I cannot recommend this novel enough and if you are able to track it down on the collector’s market, it is worth it. After reading this novel, I promptly searched for other Willeford titles not in my collection. I found Kiss Your Ass Goodbye, another McMillan Press reprint that sits quietly and awaits for me to pull it off the shelf and open it.

Tuesday, February 3, 2015

I Wake Up Screaming by Steve Fisher



Steve Fisher’s I Wake Up Screaming (1940 and revised in 1960) is a novel that has been on my shelf for a while. I’ve always looked at it with a curiosity, but never felt compelled to peel it open and digest it. It contains all of my favorite elements in a good crime novel: lust, murder, mystery, and Hollywood. Therefore, the reasons for my disinterest in reading it sooner are a mystery to me! I finally solved that problem when I broke down and read it this year.

The Hollywood scene for a writer was quite different from that of an actor and Fisher’s story opens up the production offices of a Hollywood studio. Our young fresh writer attempts to engage with the lovely secretary, Vicky Lynn, who no one in the office seems able to crack open beyond the cordial work environment. He succeeds by proposing an opportunity to brainstorm on story ideas. In a reasonably short amount of time, he’s able to do the “impossible” when a romantic relationship is established; and gradually, a decision is made to convince his associates at the studio to back Vicky Lynn into becoming a silver-screen starlet. She’s then promptly run through the publicity machine and given a completely new identity including a “public” relationship with a leading man. Everyone seems obsessed with the manufactured Vicky Lynn. Jealously spirals out of control; and soon, she winds up dead in her apartment.

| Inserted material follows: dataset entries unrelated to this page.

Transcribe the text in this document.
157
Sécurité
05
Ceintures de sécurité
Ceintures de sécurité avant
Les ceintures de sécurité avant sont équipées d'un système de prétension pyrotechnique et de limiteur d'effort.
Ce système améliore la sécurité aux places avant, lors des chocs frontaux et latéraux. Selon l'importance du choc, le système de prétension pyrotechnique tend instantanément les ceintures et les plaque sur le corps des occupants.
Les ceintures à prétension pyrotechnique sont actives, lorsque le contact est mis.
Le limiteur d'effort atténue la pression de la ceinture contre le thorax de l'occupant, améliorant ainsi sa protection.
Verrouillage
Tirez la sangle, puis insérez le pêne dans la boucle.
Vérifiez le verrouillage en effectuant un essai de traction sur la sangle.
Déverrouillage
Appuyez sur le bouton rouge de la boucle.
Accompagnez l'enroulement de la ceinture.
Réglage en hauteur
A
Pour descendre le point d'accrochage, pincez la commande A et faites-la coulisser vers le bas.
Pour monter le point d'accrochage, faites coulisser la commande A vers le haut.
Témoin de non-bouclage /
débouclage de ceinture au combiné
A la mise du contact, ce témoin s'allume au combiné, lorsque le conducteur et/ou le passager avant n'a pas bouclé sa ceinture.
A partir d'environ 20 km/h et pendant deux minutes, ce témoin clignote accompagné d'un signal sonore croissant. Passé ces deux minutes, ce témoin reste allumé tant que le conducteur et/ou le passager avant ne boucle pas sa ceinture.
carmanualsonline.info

Suddenly, motives for her death start to turn up in the form of investments, insurance policies, rivals, and contemptuousness. Our protagonist avoids suspicion for the murder at first, but it isn’t long before a homicide detective, Ed Cornell, starts twisting the screws in his coffin. Ed Cornell’s obsession with pinning the murder on our narrator, regardless of the evidence, centers on revenge. Cornell demonstrates a very high level of fixation on, not only, solving the case, but on the avengement of Vicky Lynn. His reputation is on the line.

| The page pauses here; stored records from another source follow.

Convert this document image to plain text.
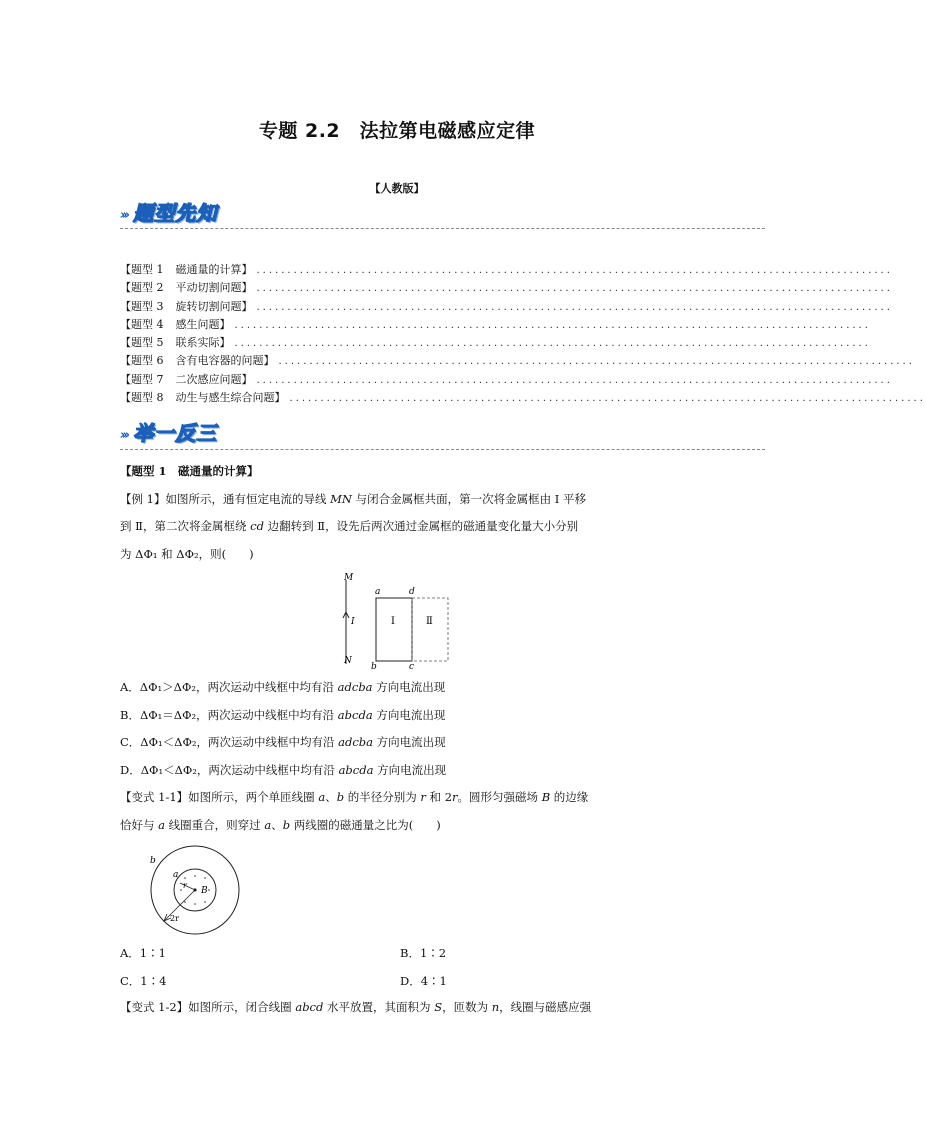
专题 2.2　法拉第电磁感应定律
【人教版】
››› 题型先知
【题型 1 磁通量的计算 】 .......................................................................................................
【题型 2 平动切割问题 】 .......................................................................................................
【题型 3 旋转切割问题 】 .......................................................................................................
【题型 4 感生问题 】 .......................................................................................................
【题型 5 联系实际 】 .......................................................................................................
【题型 6 含有电容器的问题 】 .......................................................................................................
【题型 7 二次感应问题 】 .......................................................................................................
【题型 8 动生与感生综合问题 】 .......................................................................................................
››› 举一反三
【题型 1　磁通量的计算】
【例 1】如图所示，通有恒定电流的导线 MN 与闭合金属框共面，第一次将金属框由 Ⅰ 平移
到 Ⅱ，第二次将金属框绕 cd 边翻转到 Ⅱ，设先后两次通过金属框的磁通量变化量大小分别
为 ΔΦ₁ 和 ΔΦ₂，则(　　)
M
I
N
a	d
b	c
Ⅰ	Ⅱ
A．ΔΦ₁＞ΔΦ₂，两次运动中线框中均有沿 adcba 方向电流出现
B．ΔΦ₁＝ΔΦ₂，两次运动中线框中均有沿 abcda 方向电流出现
C．ΔΦ₁＜ΔΦ₂，两次运动中线框中均有沿 adcba 方向电流出现
D．ΔΦ₁＜ΔΦ₂，两次运动中线框中均有沿 abcda 方向电流出现
【变式 1-1】如图所示，两个单匝线圈 a、b 的半径分别为 r 和 2r。圆形匀强磁场 B 的边缘
恰好与 a 线圈重合，则穿过 a、b 两线圈的磁通量之比为(　　)
b
a
r
B
2r
A．1∶1	B．1∶2
C．1∶4	D．4∶1
【变式 1-2】如图所示，闭合线圈 abcd 水平放置，其面积为 S，匝数为 n，线圈与磁感应强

Cornell’s character is engaging enough despite the fact the detective angle plays out in the background. Most importantly, he’s never been wrong on a case. I can feel threads of James Ellroy’s L.A. Quartet universe. For example, The Black Dahlia’s character Bucky Bleichert and his obsession for Elizabeth Short after her death (Black Dahlia is also set in and around Hollywood in the 1940’s) and Captain Dudley Smith’s corrupt law enforcement style that is both wicked and immoral; and yet, manages to maintain a high-ranking position in a public office.

Considered one of the earliest examples of film noir the film version of I Wake Up Screaming (1941) starred Victor Mature. In the novel, written in the first person singular, I was unable to site a reference to the protagonist’s name; but in the movie, Mature plays the lead as Frankie Christopher. The novel’s bleak, downward spiraling plot does offer a point of redemption at the end. I’m not sure that I like the redemption angle, because it feels that a happy-ending tacked on, although, I was completely satisfied as a reader with the resolution of the mystery.